每次吵架都當沒事發生,她沒那麼好的涵養。
被人如此辱罵,還能笑嘻嘻地歡迎他。
“電影的宣傳費是我出的,換言之,你住這房間是花我的錢,為什麼我就不能進來?”葉非墨面無表情地反問,雙眸沉沉地盯著她。
溫暖在電影節從頭到尾都沒把他放在眼裡,特別是那句不認識,徹底惹惱葉非墨,本想見她一面就算,可如今卻不滿足了。

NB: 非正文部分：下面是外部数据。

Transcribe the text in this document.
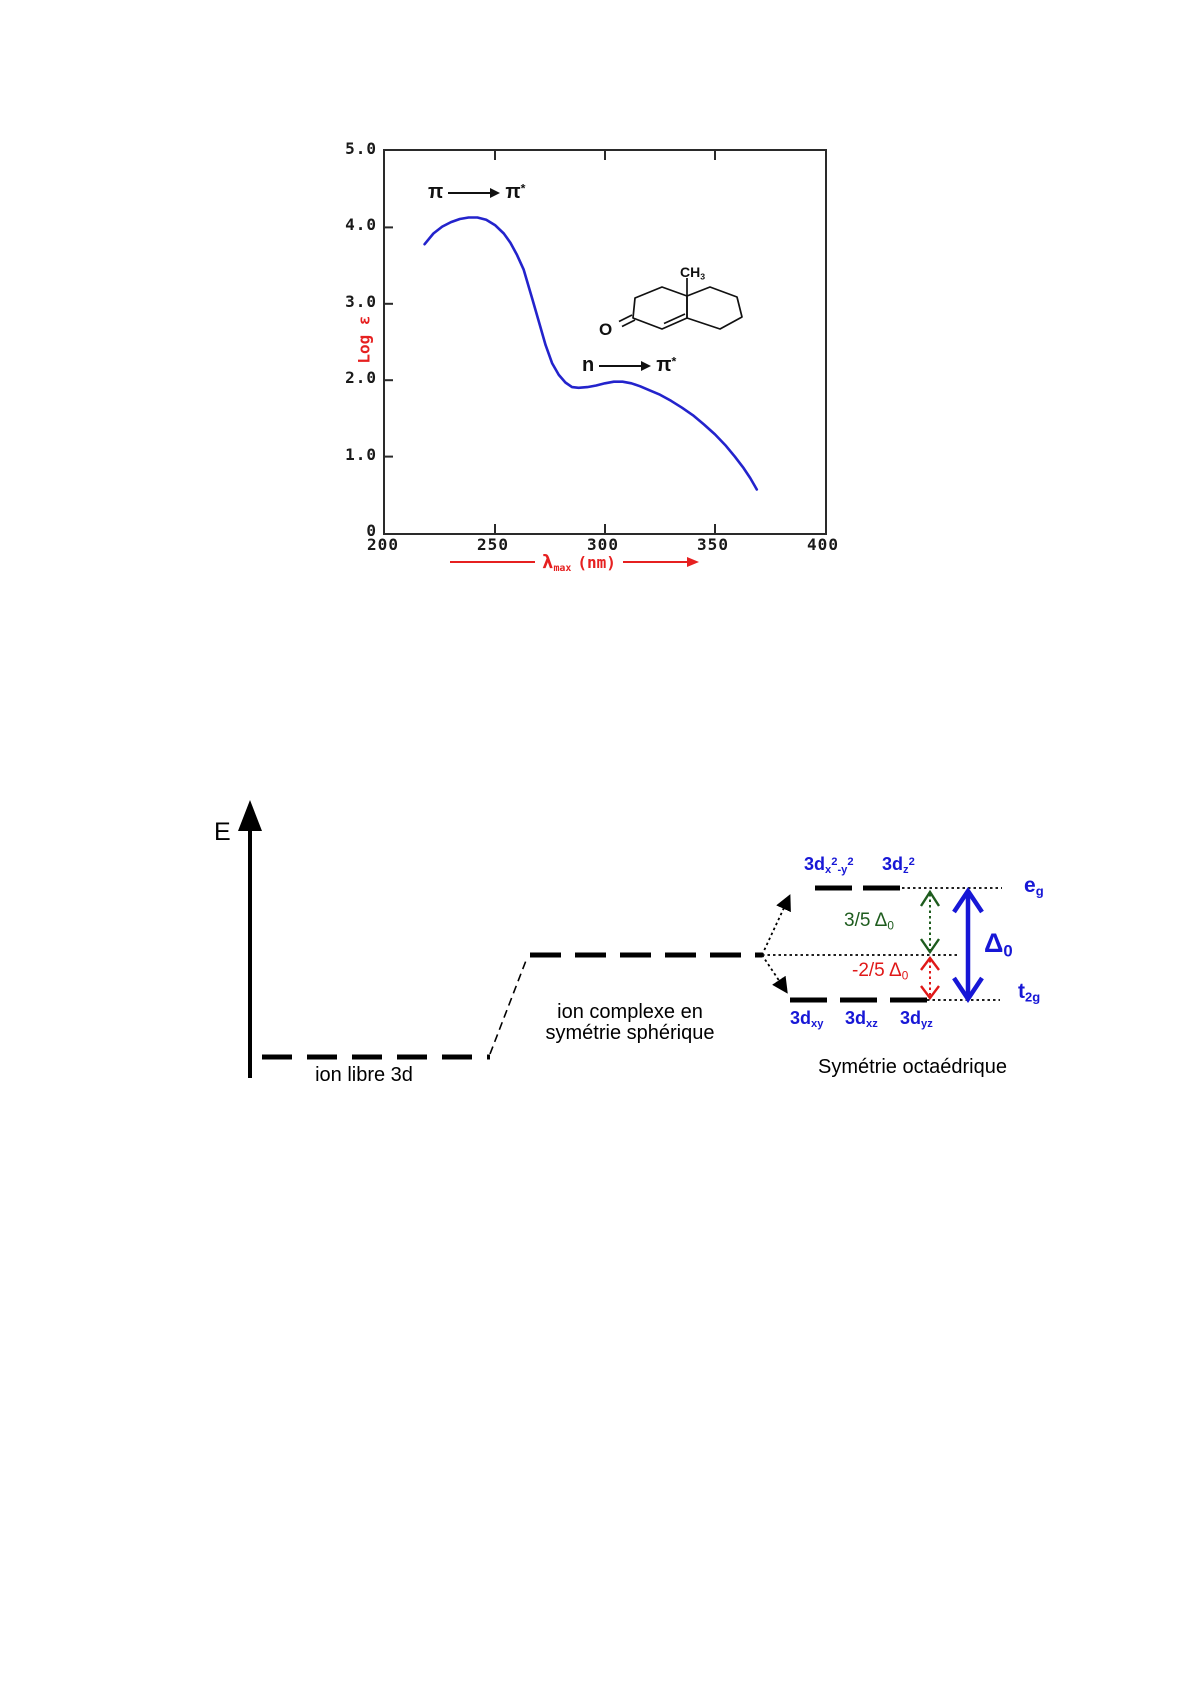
5.0
4.0
3.0
2.0
1.0
0
200	250	300	350	400
Log ε
$\lambda_{max}$ (nm)
π	π*
n	π*
$CH_3$
O
E
ion libre 3d
ion complexe en
symétrie sphérique
Symétrie octaédrique
$3d_x^2_{-y}^2$ $3d_z^2$
$e_g$
$t_{2g}$
$\Delta_0$
3/5 $\Delta_0$
-2/5 $\Delta_0$
$3d_{xy}$ $3d_{xz}$ $3d_{yz}$
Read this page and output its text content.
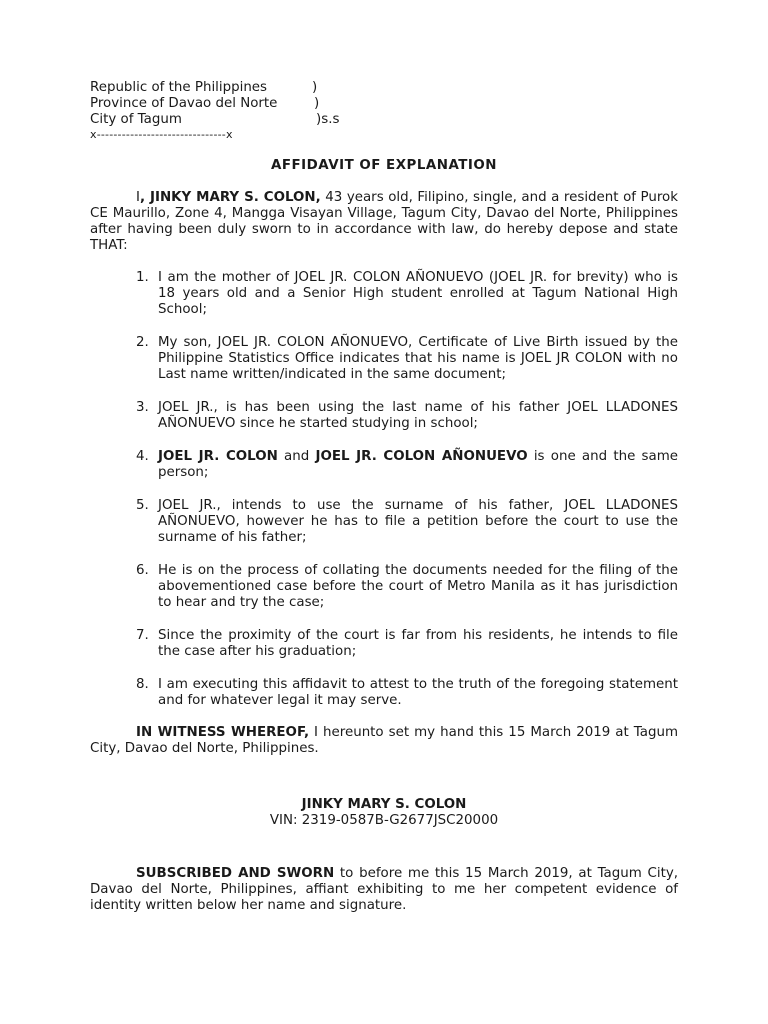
Republic of the Philippines	)
Province of Davao del Norte	)
City of Tagum	)s.s
x-------------------------------x
AFFIDAVIT OF EXPLANATION
I, JINKY MARY S. COLON, 43 years old, Filipino, single, and a resident of Purok CE Maurillo, Zone 4, Mangga Visayan Village, Tagum City, Davao del Norte, Philippines after having been duly sworn to in accordance with law, do hereby depose and state THAT:
1. I am the mother of JOEL JR. COLON AÑONUEVO (JOEL JR. for brevity) who is 18 years old and a Senior High student enrolled at Tagum National High School;
2. My son, JOEL JR. COLON AÑONUEVO, Certificate of Live Birth issued by the Philippine Statistics Office indicates that his name is JOEL JR COLON with no Last name written/indicated in the same document;
3. JOEL JR., is has been using the last name of his father JOEL LLADONES AÑONUEVO since he started studying in school;
4. JOEL JR. COLON and JOEL JR. COLON AÑONUEVO is one and the same person;
5. JOEL JR., intends to use the surname of his father, JOEL LLADONES AÑONUEVO, however he has to file a petition before the court to use the surname of his father;
6. He is on the process of collating the documents needed for the filing of the abovementioned case before the court of Metro Manila as it has jurisdiction to hear and try the case;
7. Since the proximity of the court is far from his residents, he intends to file the case after his graduation;
8. I am executing this affidavit to attest to the truth of the foregoing statement and for whatever legal it may serve.
IN WITNESS WHEREOF, I hereunto set my hand this 15 March 2019 at Tagum City, Davao del Norte, Philippines.
JINKY MARY S. COLON
VIN: 2319-0587B-G2677JSC20000
SUBSCRIBED AND SWORN to before me this 15 March 2019, at Tagum City, Davao del Norte, Philippines, affiant exhibiting to me her competent evidence of identity written below her name and signature.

她可以恣意罵他,譏誚他,說什麼都無所謂,可他受不了溫暖對他如此冷漠。
所以鬼差神使,他就來了酒店。
溫暖唇角冰冷揚起,走過去收拾行李,葉非墨蹙眉看她的動作,明知故問,“你幹什麼?”
她沉默不語,賭氣地收拾東西。
他不走,她走!
葉非墨驟然扣住她的手腕,厲聲問,“你到底要置氣到什麼時候?”
他的力度有些大了,捏得溫暖有些疼痛,她自嘲一下,“我怎麼敢和葉二少你生氣,我只不過是一個藝人,哪來的膽子,你太高估我了。”
“溫暖!”
“放手!”溫暖憤怒掙扎,瞪著葉非墨,“葉二少,你別這麼搞笑行不行?你今晚不是和韓碧在一起嗎?你和我糾纏不清做什麼?”